Member of the Arkansas Senate from the 21st district
- In office January 9, 1905 – 1916

Member of the Arkansas House of Representatives from the Sebastian County district
- In office January 14, 1901 – 1904

Personal details
- Born: August 29, 1857 Taylorsville, Bartow County, Georgia, U.S.
- Died: March 31, 1934 (aged 76) Fort Smith, Arkansas, U.S.
- Resting place: Rose Lawn Cemetery
- Party: Democratic
- Spouses: ; Queen L. McMillan ​ ​(m. 1880, died)​ ; Nannie Lipsey ​(m. 1889)​
- Children: 2
- Education: Buckner College
- Occupation: Politician; lawyer;

= John H. Holland (politician) =

American politician (1857–1934)

John H. Holland (August 29, 1857 – March 31, 1934) was an American politician and lawyer from Arkansas. He served in the Arkansas House of Representatives from 1901 to 1904 and served in the Arkansas Senate from 1905 to 1916.

==Early life==
John H. Holland was born on August 29, 1857, in Taylorsville, Bartow County, Georgia, to Elizabeth (née Wilson) and J. J. Holland. His father was a Baptist reverend and a soldier in the Confederate Army. In 1870, the family moved to a farm near Witcherville in Sebastian County, Arkansas. He attended public schools near Witcherville and Buckner College. He taught in public schools from 1879 to 1882. He studied law under Governor John S. Little in Greenwood. He was admitted to the bar in 1883 or 1886.

==Career==
Holland moved to Greenwood and in 1886, he began practicing law there. He served as mayor of Greenwood for two terms. In the 1890s, he was a tax collector under sheriff John F. Williams. He was elected as a county judge in 1892. He was re-elected in 1894 and served until 1896.

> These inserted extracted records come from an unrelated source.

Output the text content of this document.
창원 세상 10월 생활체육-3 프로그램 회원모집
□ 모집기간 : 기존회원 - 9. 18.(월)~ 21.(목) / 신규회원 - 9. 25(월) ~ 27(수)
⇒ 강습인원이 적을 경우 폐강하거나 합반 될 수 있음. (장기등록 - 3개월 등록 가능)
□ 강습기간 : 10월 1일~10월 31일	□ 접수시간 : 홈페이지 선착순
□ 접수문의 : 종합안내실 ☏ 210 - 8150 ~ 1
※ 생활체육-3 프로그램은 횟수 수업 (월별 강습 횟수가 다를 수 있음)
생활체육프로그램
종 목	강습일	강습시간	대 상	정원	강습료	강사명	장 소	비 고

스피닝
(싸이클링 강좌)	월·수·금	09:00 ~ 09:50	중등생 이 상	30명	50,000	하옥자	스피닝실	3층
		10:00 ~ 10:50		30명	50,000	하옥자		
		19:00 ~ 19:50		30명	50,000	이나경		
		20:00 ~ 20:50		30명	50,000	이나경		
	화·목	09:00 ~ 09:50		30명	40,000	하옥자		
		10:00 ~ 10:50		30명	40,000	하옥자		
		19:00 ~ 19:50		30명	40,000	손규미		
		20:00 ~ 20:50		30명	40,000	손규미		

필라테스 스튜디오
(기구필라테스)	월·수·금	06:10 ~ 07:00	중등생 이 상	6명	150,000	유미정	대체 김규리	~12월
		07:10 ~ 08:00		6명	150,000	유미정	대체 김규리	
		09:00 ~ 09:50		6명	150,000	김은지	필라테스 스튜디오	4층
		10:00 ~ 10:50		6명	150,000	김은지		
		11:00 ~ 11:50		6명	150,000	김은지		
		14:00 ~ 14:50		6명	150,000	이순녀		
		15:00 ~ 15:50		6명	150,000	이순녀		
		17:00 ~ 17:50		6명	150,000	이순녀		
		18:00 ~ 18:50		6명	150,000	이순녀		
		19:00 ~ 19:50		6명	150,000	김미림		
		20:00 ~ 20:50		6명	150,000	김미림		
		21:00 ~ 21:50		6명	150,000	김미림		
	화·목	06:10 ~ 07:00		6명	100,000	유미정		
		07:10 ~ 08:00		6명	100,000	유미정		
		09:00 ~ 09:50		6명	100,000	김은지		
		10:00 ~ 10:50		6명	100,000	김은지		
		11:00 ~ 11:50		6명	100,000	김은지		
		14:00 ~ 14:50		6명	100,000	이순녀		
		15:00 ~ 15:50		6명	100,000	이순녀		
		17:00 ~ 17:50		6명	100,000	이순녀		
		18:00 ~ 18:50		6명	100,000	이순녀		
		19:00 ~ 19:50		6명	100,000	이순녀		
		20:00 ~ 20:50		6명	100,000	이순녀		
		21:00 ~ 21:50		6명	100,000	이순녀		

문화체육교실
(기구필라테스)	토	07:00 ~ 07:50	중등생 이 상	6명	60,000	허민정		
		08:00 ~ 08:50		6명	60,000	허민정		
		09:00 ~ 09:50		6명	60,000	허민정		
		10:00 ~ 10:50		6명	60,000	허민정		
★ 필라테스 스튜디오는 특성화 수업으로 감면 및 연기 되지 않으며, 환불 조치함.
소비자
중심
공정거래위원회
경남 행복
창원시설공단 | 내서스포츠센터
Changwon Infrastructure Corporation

Holland was a Democrat. He was elected to the Arkansas House of Representatives in 1900. He represented Sebastian County in that body from January 14, 1901, to 1904. He wrote the bill that established Labor Day in Arkansas, a screen mining bill, and a bill that required coal companies to pay their employees in currency or checks redeemable to money. He also passed a fellow servant bill, a bill that provided the election of the superintendent of the penitentiary, and a poison label bill.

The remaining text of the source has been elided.